La proposta della Commissione stabilisce un nuovo meccanismo di controllo all'interno dell'ESMA, battezzato ‘CCP Executive Session’, che si occuperà di monitorare che si vada verso una maggiore armonizzazione e coerenza nell’ambito della sorveglianza delle CCP all’interno dell’UE e di rafforzare il controllo delle controparti centrali di Paesi extra UE. Nello specifico, per queste ultime, tra le quali ci sarà anche il Regno Unito, la proposta della Commissione rende ancora più rigida la procedura già esistente di riconoscimento e controllo delle CCP, ovvero “per quelle che rivestono un’importanza sistemica decisiva per l’UE”. Se si guarda alle cifre, le società del Regno Unito (compreso il London Stock Exchange Group) muovono il 75% dei derivati sui tassi d’interesse denominati in euro.

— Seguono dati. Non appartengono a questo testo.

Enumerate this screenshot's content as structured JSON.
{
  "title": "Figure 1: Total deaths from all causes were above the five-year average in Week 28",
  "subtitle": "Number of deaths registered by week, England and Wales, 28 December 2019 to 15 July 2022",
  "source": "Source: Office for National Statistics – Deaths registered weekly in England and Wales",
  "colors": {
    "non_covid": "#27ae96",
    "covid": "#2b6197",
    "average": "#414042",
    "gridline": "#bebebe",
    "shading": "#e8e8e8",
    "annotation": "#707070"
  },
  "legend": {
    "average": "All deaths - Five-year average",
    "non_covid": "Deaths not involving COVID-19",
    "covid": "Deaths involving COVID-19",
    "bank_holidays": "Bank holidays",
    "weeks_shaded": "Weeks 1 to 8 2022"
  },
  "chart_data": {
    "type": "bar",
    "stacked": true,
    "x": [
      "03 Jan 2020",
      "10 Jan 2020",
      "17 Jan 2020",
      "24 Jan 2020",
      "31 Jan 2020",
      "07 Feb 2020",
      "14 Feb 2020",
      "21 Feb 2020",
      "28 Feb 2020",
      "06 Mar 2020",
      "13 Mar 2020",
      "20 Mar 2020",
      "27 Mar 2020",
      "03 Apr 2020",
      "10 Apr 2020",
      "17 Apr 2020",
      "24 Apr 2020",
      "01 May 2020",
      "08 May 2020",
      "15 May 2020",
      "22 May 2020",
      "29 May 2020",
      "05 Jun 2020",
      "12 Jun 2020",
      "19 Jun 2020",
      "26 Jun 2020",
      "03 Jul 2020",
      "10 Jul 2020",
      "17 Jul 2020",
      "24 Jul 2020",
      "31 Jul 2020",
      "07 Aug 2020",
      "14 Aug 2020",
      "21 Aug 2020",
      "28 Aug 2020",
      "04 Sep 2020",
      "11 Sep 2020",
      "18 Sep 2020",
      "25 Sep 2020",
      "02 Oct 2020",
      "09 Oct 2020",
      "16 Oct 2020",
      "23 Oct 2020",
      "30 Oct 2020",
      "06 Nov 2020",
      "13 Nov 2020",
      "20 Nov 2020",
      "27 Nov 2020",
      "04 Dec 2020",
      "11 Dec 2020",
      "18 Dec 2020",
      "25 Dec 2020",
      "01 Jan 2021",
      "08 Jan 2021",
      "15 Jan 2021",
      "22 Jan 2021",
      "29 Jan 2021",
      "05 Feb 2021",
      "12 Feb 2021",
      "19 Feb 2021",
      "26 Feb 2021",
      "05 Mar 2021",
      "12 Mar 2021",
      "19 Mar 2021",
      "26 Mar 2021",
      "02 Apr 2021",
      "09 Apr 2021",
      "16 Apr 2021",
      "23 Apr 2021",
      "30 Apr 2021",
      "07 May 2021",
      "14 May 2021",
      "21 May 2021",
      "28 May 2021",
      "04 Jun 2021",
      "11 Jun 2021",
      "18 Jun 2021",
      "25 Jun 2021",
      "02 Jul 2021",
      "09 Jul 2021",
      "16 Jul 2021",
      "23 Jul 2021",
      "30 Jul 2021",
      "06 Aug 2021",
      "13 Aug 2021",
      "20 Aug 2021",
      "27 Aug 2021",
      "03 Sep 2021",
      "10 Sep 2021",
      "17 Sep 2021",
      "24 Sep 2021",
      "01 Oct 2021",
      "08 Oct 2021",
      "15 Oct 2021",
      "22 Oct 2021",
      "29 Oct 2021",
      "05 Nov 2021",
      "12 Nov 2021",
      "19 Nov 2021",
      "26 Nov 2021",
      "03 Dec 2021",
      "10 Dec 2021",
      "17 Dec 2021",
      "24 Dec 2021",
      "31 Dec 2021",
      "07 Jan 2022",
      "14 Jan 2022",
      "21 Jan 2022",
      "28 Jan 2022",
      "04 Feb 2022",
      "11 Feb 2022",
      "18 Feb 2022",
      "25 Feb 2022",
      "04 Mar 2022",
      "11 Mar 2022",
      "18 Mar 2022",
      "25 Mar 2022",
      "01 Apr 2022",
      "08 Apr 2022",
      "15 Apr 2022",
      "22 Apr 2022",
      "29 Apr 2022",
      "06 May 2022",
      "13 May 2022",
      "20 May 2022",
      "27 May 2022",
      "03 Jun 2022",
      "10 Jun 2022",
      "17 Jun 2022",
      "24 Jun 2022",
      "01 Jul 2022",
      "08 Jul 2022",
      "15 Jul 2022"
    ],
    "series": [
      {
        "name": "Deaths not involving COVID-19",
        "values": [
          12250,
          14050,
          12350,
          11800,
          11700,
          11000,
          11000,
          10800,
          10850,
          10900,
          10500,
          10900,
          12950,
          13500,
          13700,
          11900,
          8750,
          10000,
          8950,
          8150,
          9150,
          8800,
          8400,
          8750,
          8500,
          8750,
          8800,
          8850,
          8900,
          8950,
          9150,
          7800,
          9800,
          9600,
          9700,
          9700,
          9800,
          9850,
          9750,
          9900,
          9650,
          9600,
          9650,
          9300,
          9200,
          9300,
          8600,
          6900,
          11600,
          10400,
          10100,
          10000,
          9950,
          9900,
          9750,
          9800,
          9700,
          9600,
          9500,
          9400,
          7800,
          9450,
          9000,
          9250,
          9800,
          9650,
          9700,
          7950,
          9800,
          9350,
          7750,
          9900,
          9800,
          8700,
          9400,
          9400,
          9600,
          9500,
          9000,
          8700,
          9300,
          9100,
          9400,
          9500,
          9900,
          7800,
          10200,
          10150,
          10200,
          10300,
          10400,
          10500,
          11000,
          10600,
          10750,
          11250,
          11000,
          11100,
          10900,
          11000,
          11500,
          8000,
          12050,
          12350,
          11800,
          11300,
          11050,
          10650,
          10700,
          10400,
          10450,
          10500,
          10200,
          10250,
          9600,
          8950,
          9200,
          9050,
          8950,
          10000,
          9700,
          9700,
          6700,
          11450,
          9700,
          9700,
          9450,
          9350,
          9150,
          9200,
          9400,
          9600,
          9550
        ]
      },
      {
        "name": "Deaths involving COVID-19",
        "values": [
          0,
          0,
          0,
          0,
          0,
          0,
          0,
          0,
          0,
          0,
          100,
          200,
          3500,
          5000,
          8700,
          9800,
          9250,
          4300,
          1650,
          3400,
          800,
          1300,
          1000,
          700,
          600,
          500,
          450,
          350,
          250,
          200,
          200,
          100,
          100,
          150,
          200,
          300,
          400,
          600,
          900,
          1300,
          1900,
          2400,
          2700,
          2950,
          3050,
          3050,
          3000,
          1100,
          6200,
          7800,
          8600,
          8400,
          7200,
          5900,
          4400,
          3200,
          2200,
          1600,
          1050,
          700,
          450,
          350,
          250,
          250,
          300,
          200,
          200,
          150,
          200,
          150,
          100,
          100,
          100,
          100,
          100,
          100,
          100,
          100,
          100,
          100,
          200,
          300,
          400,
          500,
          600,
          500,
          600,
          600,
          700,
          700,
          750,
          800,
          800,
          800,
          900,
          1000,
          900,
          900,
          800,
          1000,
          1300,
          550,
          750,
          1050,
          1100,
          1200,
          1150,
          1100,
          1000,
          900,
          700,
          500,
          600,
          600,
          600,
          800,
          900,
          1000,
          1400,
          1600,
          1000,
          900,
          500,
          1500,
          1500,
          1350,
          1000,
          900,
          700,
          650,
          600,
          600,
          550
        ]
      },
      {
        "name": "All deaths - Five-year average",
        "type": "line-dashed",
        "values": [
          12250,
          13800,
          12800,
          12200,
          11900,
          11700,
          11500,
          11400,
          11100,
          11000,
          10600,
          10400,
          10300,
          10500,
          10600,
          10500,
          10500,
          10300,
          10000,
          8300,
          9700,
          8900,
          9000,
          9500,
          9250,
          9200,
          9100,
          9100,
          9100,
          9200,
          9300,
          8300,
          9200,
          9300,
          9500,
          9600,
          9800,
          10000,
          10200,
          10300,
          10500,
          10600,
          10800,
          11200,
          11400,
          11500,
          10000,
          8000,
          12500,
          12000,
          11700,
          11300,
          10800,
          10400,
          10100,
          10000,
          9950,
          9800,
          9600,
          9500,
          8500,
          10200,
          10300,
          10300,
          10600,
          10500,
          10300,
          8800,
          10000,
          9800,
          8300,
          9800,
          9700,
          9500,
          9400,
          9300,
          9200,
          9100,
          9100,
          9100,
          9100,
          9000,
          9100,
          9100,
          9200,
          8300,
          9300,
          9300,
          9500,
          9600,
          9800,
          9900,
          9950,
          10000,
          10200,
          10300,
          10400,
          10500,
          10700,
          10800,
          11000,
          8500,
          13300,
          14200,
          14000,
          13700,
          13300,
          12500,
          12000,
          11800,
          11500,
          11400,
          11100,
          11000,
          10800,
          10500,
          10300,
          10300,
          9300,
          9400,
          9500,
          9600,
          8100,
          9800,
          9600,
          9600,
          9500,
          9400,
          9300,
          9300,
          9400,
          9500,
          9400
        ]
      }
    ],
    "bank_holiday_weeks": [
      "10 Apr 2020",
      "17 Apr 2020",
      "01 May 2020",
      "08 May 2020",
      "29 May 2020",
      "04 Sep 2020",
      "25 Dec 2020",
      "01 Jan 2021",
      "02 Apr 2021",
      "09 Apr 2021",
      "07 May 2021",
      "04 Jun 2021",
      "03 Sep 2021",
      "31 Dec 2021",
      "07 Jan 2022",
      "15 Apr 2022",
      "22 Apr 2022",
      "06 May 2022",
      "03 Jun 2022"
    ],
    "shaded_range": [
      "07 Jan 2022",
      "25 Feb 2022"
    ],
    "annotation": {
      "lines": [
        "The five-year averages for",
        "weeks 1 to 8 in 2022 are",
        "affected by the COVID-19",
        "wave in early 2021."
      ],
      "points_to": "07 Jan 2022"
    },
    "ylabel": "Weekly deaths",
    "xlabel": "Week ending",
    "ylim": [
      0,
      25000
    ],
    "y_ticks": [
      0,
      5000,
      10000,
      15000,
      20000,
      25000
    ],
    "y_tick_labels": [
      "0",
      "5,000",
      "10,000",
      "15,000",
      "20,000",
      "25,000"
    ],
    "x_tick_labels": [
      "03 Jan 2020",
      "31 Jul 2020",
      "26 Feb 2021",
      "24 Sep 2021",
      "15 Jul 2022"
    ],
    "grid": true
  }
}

La proposta della Commissione instaura un nuovo sistema a due livelli per la classificazione delle CCP: quelle che non hanno importanza sistemica, che potranno continuare a operare secondo il regime attuale di equivalenza previsto dall’EMIR e quelle che invece implicano un rischio sistemico (si chiameranno CCP di livello 2) che saranno soggette a regole più rigide. Praticamente, la CCP dovrà fornire all’ESMA tutte le informazioni necessarie e permettere visite di controllo da parte di quest’ultima. Allo stesso tempo, le Banche centrali dell’UE di riferimento dovranno confermare che una determinata entità rispetta “tutti i requisiti aggiuntivi” che la Banca in questione le ha imposto (si citano ad esempio i requisiti relativi alla disponibilità, il tipo di garanzie, la liquidità o segregazione …). Nonostante tutto, la proposta dell’UE segnala che “data la rilevanza delle loro attività, alcune CCP di Paesi terzi potrebbero avere una tale importanza sistemica da far apparire insufficienti tali requisiti per attenuare i rischi potenziali. In tal caso, la Commissione potrà, su richiesta dell’ESMA e d’accordo con la Banca centrale interessata, decidere se una CCP non potrà più prestare servizio all’interno dell’UE a meno che non si stabilisca in questo territorio”.

Attualmente ci sono 17 CCP con sede nell’UE, tutte autorizzate in virtù del regolamento EMIR a offrire servizi nell’UE, anche se non sono autorizzate a compensare tutte le categorie di asset. Allo stesso tempo, ci sono 28 CCP di Paesi extra UE che sono stati riconosciuti nel quadro dell’EMIR per poter prestare servizio nel territorio dell’UE, come spiega il comunicato stampa. Pochi giorni fa, la Futures Industry Association (FIA) ha inviato una lettera al commissario Dombrovskis nella quale sottolineava che il trasferimento forzato sarebbe la soluzione più dannosa e costosa di tutte quelle possibili per vigilare sulle CCP extra UE e inoltre non porterebbe a un maggior controllo dell’attività in questione.